For the first week of this new decade [i.e. January 3, 2010), I’ve chosen “A Woman of the Wrong Altitude” by Elaine Equi (Barrow Street, Summer 2007). Among many other pleasures the poem offers, it’s an antidote to any misguided New-Year’s resolution for self-improvement.
A Woman of the Wrong Altitude
Turbulence. Bad posture.
Air pressure falling
in the cabin’s head.
Islands lost somewhere.
Oily velour below.
Idle among
the industrial
music set to nonmusic.
Panic like a playing card
turned suddenly face-up.
-- Elaine Equi
There’s a music of the mind in this compressed and evocative poem, one filled with half tones, as phrases open into ripples of meaning. A reader must actively complete, through speculation and imagination, what each fragment of the collage portrait suggests. The title, for example, sets up the airplane trope that follows. It also invites speculation: who is the woman, and what might “the wrong altitude” be? The reader also hears the phrase “wrong attitude” lurking behind “wrong altitude” -– a phrase we associate with parental/social injunctions to improve. “Bad posture,” too, may invoke a childhood world of parental admonishment. But in addition, a reader must wonder, and begin to imagine, what that bad posture might be in the wider sense of an attitude toward life. Perhaps, too, these phrases evoke a sense of resistance, the resistance we feel as children when told to improve our attitude or posture.

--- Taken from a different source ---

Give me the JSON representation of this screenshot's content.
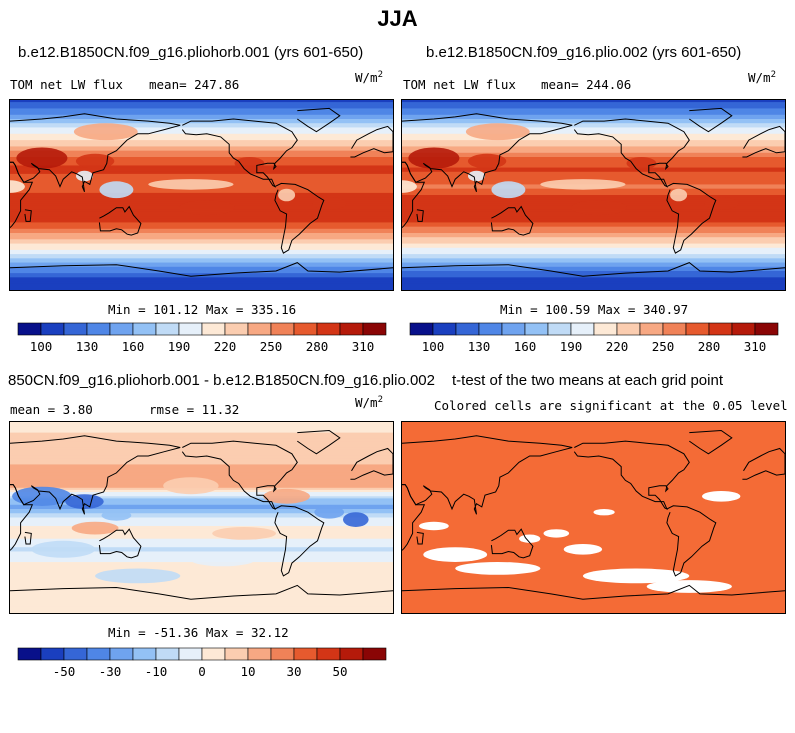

There’s so much going on in this minimalist portrait. To choose another example, in stanza three, who is “idle” -– the woman being pictured, the poet or, by extension (as we read), the reader? The word “industrial” conjures up (again in the sparest way) a contemporary scene, the world we live in, and also suggests “industrious” -– the hardworking inhabitants of that scene, who contrast with the “idle” one, the woman portrayed, with her “wrong” altitude/attitude. At the same time the words of the stanza convey the poem’s subtle aural music, fully original and fully of the moment -– an “industrial / music set to nonmusic.” This music is resolutely non-lyrical.
No familiar pattern of either stresses or sound echoes shows up. Vowel and consonant sounds do echo each other throughout the poem, but always unobtrusively, as in “posture,” “pressure,” “somewhere,” “velour.” The poem's rhythms are abrupt, staccato, imitating the emotional mood of the piece. Here mental and aural music merge. Fragments of details appear abruptly: “Turbulence. Bad posture. / Air pressure falling / in the cabin’s head.” The situation isn’t good. The reader is caught up along with the woman in this distressing psychological flight through moments of a life. The world is out there, but not much help. Islands below are “lost somewhere”, and nothing can be seen but “oily velour.” The poem ends as abruptly as it begins, with “Panic like a playing card / turned suddenly face-up.” Aural music and the music of the mind merge. Panic appears as suddenly in the poem as it does in life, as the ‘p’ sounds in the last stanza pop out at us.
I experience much pleasure in the wit and concision of this poem, even after several readings.